Apple has made a minor security update to iOS which will fix the security issues of software’s PDF reading capability. iOS 4.3.4 is now available for all iPhone, iPad touch and iPad users for free. The update also says that it will fix security vulnerability related to viewing of malicious PDF files. Similar description is used by JailbreakMe.com which is a site that was relaunched recently. This will allow users to jailbreak their phones without the need of any software or computer thus enabling users to install a third party software and way to make low level system alterations.

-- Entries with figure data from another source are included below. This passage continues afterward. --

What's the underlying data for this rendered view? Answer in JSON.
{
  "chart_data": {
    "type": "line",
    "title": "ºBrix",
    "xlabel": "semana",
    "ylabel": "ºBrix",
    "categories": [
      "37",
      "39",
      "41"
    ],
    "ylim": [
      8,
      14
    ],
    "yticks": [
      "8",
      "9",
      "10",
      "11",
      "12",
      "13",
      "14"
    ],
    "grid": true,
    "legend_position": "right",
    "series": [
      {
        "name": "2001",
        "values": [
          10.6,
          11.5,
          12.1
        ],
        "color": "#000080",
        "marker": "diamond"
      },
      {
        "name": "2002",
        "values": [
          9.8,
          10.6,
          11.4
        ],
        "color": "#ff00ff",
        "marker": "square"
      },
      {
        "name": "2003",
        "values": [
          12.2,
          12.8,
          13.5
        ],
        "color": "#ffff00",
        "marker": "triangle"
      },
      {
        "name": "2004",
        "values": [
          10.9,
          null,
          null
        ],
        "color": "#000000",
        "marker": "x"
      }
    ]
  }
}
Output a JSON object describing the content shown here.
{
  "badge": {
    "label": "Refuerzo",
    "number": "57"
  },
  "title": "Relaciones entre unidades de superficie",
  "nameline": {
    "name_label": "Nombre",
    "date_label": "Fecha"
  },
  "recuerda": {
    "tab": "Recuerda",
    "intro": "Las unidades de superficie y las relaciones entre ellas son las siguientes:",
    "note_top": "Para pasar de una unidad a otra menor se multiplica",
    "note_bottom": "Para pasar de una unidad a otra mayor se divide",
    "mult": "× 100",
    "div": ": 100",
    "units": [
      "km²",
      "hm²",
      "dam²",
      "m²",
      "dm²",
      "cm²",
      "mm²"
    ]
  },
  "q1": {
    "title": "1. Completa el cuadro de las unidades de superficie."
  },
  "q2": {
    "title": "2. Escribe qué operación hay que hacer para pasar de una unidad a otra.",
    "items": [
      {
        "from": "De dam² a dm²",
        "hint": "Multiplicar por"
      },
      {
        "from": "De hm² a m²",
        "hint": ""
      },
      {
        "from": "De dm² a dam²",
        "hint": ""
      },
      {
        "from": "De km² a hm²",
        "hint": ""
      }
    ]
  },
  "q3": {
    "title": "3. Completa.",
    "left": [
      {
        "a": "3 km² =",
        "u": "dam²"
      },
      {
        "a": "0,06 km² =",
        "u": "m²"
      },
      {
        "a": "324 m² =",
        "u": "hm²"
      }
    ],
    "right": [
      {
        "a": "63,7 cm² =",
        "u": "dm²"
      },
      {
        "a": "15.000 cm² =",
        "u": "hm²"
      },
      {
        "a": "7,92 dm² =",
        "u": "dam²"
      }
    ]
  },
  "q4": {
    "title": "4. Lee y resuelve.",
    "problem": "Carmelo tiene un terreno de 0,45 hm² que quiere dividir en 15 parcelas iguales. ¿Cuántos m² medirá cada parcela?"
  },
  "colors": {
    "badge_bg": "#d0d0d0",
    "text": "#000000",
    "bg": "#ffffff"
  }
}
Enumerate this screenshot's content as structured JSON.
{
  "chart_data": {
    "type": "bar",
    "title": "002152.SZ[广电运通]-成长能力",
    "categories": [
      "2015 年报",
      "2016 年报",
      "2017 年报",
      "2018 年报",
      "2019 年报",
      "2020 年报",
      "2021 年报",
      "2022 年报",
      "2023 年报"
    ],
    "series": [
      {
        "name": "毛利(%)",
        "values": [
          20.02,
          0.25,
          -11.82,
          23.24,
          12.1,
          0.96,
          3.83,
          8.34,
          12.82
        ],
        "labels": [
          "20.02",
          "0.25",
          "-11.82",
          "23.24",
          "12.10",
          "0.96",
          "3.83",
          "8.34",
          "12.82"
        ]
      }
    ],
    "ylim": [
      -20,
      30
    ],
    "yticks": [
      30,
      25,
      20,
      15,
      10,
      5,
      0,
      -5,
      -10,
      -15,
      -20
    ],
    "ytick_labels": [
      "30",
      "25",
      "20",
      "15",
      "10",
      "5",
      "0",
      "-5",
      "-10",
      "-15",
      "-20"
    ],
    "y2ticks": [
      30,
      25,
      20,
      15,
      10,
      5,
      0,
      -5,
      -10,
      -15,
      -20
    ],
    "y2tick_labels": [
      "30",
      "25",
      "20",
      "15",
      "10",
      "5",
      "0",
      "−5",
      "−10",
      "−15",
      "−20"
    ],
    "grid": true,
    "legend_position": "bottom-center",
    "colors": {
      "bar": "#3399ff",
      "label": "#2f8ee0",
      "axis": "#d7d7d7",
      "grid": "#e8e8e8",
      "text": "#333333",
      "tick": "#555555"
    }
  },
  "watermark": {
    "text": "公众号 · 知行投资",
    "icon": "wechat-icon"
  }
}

Soon after the release of this great tool, a Germany’s IT agency calling exploit a part of critical weaknesses in iOS and Apple reacted very wisely saying it has always taken security very seriously and this time too it was developing a fix. Beyond jailbreaking, the risk of highly vulnerable place makes device a target for attackers. In an interview Charlie Miller, a principal research consultant at Accuvant and Apple security expert said that this website also exploits downloads a payload in order to jailbreak the phone but it could be manipulated to impart malicious payload.
Well, this is not the first time that Apple has to fix vulnerability in its technology used to view PDF files but this is happening for the second time. An earlier version of Jailbreakme.com exploited how PDF viewer used to load fonts to allow users to achieve access to low level system and install third party application installers. A latest iPad software version 4.3.4 is available for iPad users; you can right now download it and update your iPad. Apple said it is available for iPhone 3GS and iPhone 4s running iOS 3.0 version or any higher version, iPads with iOS 3.2 and higher, and third generation iPods with iOS 3.1 and higher.
This crucial iOS update addressed three main components which are buffer overflow in FreeType’s handling of TrueType fonts, invalid type conversion problem while using IOMobileFrameBuffer lining primitives and lastly the problem of signedness in FreeType’s handling of Type 1 fonts. All these three components together could have enabled attacker to control the device through malicious PDF file. Apple started to work on this issue when German Federal Office for Information Security warned the chances of attacks via PDF files. Apple has successfully released iOS 4.3.4 version which fixes iOS vulnerability which would otherwise have allowed hackers to remotely control iPhones, iPads and iPod Touch.